Implicit Knowledge and Shaving Yaks
01 September 2014
Let’s say that you want to start contributing to an open-source project in a programming language that’s new to you. If it’s written in a modern language, it’ll be easy to get started, right? It’s a healthy project with an organized codebase and a solid base of tests, so all that you’ll need to do is clone it and start hacking. You’ll have a lot of real-world, idiomatic examples of source code to use as a reference, so between that and the tutorials you’ve just read, the language itself shouldn’t be a barrier for long, and that’s the hard part, isn’t it? Just look for the phrase “it’s easy” in the setup bit of someone’s README. I’m as guilty as anyone, here.
Of course this is a complete fiction. In reality, whatever your development environment du jour happens to be, there’s a daunting tower of auxiliary software and must-have utilities that you’ll need to install, configure, and learn before you can get started. (If you’re unusually lucky, there’ll be only one tower, and its pieces will have good SEO.) Each piece will make assumptions and follow conventions that are as invisible as air to those who live and breathe in these circles. Look carefully at any programming community and you’ll find pockets of tribal knowledge that few bother to document in a CONTRIBUTING.md
, but that somehow define the elusive core of what constitutes a “sane” development environment.
Take Ruby for example. If you want to write Ruby you can just slap some code in an .rb
file and run it, right? Well, not quite.
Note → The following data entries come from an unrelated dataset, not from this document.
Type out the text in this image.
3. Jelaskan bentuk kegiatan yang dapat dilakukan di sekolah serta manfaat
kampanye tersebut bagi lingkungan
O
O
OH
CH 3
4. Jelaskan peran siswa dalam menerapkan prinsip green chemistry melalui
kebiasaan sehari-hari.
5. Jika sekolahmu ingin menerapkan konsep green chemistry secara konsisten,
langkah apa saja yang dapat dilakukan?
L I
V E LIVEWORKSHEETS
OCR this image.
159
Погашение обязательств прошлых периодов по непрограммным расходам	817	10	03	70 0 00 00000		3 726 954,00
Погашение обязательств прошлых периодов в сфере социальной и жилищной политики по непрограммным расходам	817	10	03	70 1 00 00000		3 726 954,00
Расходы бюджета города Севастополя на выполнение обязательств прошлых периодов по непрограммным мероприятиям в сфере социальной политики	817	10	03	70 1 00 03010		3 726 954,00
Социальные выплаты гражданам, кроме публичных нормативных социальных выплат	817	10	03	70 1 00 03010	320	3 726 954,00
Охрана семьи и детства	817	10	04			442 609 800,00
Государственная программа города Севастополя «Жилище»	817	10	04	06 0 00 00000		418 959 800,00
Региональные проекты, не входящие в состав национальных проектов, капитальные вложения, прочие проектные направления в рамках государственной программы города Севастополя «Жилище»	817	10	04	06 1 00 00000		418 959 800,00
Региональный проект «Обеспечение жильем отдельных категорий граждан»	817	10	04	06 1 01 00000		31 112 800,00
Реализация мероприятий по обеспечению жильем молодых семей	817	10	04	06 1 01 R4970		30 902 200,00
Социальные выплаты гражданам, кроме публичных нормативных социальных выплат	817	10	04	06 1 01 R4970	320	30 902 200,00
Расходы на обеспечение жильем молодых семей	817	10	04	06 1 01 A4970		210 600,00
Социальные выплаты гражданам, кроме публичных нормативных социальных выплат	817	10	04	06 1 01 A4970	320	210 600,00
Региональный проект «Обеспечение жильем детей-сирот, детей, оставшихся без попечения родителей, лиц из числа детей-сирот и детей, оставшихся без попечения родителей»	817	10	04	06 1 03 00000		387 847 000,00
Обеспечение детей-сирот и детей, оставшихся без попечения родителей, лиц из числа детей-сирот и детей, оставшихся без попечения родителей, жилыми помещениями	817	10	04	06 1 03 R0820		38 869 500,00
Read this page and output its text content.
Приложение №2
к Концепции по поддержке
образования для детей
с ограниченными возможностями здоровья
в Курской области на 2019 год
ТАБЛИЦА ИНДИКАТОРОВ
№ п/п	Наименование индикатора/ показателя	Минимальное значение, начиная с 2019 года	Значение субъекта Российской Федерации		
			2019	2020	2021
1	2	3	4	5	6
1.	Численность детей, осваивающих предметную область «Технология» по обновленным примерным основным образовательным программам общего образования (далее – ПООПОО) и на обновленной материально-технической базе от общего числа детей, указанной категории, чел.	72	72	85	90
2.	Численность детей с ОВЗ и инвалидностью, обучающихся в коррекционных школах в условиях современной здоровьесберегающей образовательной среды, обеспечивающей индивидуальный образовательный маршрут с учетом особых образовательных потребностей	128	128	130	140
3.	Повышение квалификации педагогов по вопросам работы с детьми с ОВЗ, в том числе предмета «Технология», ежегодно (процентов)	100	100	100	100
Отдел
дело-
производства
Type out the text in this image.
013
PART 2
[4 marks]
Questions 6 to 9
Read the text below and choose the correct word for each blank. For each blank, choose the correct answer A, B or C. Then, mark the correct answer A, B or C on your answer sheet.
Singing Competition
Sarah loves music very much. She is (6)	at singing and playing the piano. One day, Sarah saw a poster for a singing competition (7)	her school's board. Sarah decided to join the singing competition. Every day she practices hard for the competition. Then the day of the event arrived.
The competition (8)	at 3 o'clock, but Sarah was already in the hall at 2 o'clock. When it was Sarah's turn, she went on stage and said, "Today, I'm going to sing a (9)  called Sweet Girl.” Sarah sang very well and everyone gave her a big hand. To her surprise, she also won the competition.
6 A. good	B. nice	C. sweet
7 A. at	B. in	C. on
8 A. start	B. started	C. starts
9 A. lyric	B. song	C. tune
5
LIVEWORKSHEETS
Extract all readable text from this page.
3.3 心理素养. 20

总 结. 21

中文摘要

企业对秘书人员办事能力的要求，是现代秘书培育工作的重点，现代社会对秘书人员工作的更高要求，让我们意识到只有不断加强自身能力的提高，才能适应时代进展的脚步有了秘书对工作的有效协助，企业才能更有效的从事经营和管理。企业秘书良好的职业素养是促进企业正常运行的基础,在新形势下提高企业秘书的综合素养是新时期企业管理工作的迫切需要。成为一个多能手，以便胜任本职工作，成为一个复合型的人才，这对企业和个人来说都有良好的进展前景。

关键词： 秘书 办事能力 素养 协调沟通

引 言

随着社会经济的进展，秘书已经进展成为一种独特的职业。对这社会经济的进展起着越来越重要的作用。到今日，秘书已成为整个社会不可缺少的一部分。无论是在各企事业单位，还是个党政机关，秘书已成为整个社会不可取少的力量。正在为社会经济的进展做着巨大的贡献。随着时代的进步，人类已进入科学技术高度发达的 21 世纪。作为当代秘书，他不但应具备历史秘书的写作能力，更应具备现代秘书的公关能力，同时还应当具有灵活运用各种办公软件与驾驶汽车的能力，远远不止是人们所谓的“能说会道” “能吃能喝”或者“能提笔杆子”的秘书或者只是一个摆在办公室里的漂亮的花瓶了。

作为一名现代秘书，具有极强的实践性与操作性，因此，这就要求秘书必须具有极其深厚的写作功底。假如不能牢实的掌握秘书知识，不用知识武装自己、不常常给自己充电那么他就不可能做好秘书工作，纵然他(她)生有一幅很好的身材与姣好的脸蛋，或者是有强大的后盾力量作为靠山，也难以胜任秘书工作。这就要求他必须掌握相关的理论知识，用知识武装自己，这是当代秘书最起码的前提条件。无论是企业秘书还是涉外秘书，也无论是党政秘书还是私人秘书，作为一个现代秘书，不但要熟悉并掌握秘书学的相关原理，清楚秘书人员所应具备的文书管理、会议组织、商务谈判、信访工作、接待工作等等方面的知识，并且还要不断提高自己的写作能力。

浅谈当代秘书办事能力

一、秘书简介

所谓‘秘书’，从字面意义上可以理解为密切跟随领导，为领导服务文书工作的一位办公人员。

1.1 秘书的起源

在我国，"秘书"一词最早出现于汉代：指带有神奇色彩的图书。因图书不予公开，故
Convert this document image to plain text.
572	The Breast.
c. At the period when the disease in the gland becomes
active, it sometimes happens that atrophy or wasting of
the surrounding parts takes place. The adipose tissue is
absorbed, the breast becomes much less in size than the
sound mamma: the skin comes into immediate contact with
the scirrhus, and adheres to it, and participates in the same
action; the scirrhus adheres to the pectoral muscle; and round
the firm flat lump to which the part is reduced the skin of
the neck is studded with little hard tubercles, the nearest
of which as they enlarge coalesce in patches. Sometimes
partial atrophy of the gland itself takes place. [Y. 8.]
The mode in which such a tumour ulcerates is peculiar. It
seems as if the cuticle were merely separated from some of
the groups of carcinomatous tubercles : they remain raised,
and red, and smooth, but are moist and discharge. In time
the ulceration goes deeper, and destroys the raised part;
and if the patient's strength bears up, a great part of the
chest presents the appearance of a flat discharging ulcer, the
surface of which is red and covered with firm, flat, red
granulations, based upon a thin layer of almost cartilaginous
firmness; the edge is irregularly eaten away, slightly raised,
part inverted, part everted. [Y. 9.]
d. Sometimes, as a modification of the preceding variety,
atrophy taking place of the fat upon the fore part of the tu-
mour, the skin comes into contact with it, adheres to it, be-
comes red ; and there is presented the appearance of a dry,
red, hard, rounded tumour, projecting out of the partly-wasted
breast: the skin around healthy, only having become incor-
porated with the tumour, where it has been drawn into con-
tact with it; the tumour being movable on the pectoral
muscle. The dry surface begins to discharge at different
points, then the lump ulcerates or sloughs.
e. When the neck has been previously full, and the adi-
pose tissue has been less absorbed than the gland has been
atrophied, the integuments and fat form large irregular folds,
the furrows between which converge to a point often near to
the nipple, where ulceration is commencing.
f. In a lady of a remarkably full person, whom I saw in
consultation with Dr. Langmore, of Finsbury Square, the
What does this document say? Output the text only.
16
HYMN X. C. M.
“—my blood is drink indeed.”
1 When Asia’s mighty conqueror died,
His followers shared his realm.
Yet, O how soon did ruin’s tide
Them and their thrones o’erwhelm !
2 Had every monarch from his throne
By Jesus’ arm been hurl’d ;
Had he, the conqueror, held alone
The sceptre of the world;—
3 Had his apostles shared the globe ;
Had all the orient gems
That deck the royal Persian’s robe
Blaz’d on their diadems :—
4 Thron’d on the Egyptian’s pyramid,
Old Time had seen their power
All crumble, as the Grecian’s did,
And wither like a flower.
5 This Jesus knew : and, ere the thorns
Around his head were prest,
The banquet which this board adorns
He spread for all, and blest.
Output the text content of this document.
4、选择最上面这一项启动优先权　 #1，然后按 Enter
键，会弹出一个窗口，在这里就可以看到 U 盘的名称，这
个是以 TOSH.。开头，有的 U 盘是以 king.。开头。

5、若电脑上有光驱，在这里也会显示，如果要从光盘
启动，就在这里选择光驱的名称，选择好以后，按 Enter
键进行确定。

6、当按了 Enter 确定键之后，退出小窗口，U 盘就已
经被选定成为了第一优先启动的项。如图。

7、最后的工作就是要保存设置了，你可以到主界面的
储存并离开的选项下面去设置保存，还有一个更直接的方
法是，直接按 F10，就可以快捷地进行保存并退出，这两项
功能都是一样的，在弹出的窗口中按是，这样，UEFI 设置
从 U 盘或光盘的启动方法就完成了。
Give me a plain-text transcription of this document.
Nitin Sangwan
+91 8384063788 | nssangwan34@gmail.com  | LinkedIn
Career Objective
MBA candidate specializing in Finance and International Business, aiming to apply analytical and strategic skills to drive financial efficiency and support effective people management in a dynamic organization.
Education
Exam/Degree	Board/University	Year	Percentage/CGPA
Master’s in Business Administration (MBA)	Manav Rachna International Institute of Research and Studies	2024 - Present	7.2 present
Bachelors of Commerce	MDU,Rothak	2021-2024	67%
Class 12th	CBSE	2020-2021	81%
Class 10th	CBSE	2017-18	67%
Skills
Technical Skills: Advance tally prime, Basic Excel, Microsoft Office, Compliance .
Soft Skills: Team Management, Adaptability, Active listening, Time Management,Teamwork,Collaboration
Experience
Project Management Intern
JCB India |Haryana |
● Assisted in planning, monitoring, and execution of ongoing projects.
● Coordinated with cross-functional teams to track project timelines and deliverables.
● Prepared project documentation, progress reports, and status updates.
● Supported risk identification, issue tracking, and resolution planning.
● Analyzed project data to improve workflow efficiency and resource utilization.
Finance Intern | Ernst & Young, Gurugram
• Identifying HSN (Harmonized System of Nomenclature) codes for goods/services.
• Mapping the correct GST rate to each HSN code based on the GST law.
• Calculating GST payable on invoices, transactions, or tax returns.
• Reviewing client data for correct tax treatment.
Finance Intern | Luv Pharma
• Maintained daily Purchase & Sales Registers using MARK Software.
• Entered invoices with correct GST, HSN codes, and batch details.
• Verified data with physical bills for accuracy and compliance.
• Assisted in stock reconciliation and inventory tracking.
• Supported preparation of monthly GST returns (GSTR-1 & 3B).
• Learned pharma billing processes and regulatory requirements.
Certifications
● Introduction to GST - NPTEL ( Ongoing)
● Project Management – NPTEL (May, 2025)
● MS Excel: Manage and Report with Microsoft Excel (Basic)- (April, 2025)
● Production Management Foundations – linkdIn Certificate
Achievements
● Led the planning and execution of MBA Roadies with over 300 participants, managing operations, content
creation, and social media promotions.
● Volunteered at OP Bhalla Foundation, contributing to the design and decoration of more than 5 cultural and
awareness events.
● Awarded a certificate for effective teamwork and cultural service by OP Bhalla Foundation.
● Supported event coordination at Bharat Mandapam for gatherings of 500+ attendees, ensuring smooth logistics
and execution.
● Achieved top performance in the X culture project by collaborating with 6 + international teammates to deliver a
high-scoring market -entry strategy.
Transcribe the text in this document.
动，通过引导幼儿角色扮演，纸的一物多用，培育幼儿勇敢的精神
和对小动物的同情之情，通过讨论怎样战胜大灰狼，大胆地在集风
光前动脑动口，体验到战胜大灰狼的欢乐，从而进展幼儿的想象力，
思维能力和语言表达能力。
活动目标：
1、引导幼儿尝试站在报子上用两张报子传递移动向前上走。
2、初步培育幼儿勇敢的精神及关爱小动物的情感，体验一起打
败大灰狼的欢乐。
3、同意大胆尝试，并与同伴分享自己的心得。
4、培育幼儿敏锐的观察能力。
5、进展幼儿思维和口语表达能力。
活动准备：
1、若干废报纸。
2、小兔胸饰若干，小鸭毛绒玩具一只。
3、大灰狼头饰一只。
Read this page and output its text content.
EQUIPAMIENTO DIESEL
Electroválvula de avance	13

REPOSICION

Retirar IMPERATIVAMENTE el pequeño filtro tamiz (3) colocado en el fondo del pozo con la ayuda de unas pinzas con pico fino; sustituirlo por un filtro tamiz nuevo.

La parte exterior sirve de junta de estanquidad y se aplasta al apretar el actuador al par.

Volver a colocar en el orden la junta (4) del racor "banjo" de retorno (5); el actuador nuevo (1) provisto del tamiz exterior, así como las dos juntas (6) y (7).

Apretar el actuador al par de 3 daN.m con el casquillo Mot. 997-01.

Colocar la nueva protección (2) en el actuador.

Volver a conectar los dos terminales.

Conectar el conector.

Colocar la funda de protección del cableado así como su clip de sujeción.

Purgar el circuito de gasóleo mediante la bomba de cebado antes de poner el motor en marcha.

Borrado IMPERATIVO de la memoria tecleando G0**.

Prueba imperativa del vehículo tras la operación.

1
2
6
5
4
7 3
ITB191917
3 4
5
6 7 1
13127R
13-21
Before you can start building something real, you’ll need to know:
- Nobody actually uses the system Ruby, if you’re even on a system that ships with one. Any Ruby you get from your local package manager will be woefully out of date. These days it’ll at least be something in the 1.9.x line, although if you’re stuck on an older CentOS box you might get 1.8.7, which is a decade old and completely unsupported, even for security updates. Yikes. Instead, you’ll want to use a version manager of some kind, like rvm, or rbenv, or chruby. Which one is better, you ask? Hope you have time for a few hours of hunting around FAQs trying to understand what they all do well enough to understand the differences.
- If you want to use anything but the standard library, you’ll need to learn about the package manager, RubyGems. Fortunately, you probably won’t need to dig too deep right away, since you’ll most likely be using other people’s gems for a while before you start writing your own. So you’ll learn how to install gems, and where to find new ones, and what to do when you see the dread message, “Building native extensions. This could take a while.” You’ll learn that you must use
sudo
if you didn’t follow the first point and you’re running a system install, but you can’t usesudo
if you did, and that it’s a silent failure if you used it and you shouldn’t have. Maybe you’ll also learn to set up a.gemrc
file so that it won’t spend minutes building documentation you’ll never see every time you install a package. Okay, great. Except… - Now you’ll learn that nobody actually uses
gem
on its own. Or rather, you’ll use it exactly once: to install bundler for dependency management. You’ll learn how to write aGemfile
, so other programmers can use the same set of dependencies that you use, even if they also work on other projects that have different versions of the same dependencies. You’ll learn about theGemfile.lock
file, and when you should commit it into source control, and when you shouldn’t. And you’ll learn the set ofbundle
commands that you need to know, to install everything you need for a certain project, and to use that project’s dependency set to run programs in that project. - All bets are off if you’re on Windows. Use pik maybe?
I’m picking on Ruby here because it’s what I’m most familiar with, but every language I’ve ever learned had its own unique ecosystem that newcomers need to learn before they can get to the point where they’re actually running tests and writing code. Python had a cavalcade of different package managers – just a year or two ago, you needed to use one, easy_install
to install the other, pip
– and a version split a mile wide between Python 2 and Python 3 that makes the answer to the question “which version do I install?” a noncommital “it depends.” There are eight ways to install Node.js on a *nix system, some of which involve things like chown’ing your /usr/local
directories; the node frontpage only links a tarball. Go has its own very opinionated set of workspace directories and environment variables to work properly that you need to understand before you can build anything. C#, being steeped in Microsoft-monoculture, has a relatively consolidated toolbase, but not even Windows actually ships with the tools you need to build it, and its de facto package manager is another download you need to know to install. And so on, and so on.
We haven’t even gotten to more fundamental beginner issues like “using git” yet, or “picking an IDE.”
The astonishing thing is that we often don’t even think about any of this. Once you’ve been working in an ecosystem for a while and have internalized all of the latent background knowledge, all that you see is the code, and the rest fades out of the picture. If I was handed a brand new laptop tomorrow, I’d have all of this set up on it without a second thought. It’s oddly easy to claim that it’s simple to understand things that you already know.
What I’d like to see is a solution for making this implicit background knowledge explicit, to speed and guide the ritualistic yak shaving that every newcomer must encounter before they can be productive in a new environment. It’s hard because, as a developer, my first instinct is to write a tool to accomplish it; but ultimately, all that would accomplish is adding one more yak to the herd.
In the meantime, I’m going to at least try not to claim that it’s easy to get started.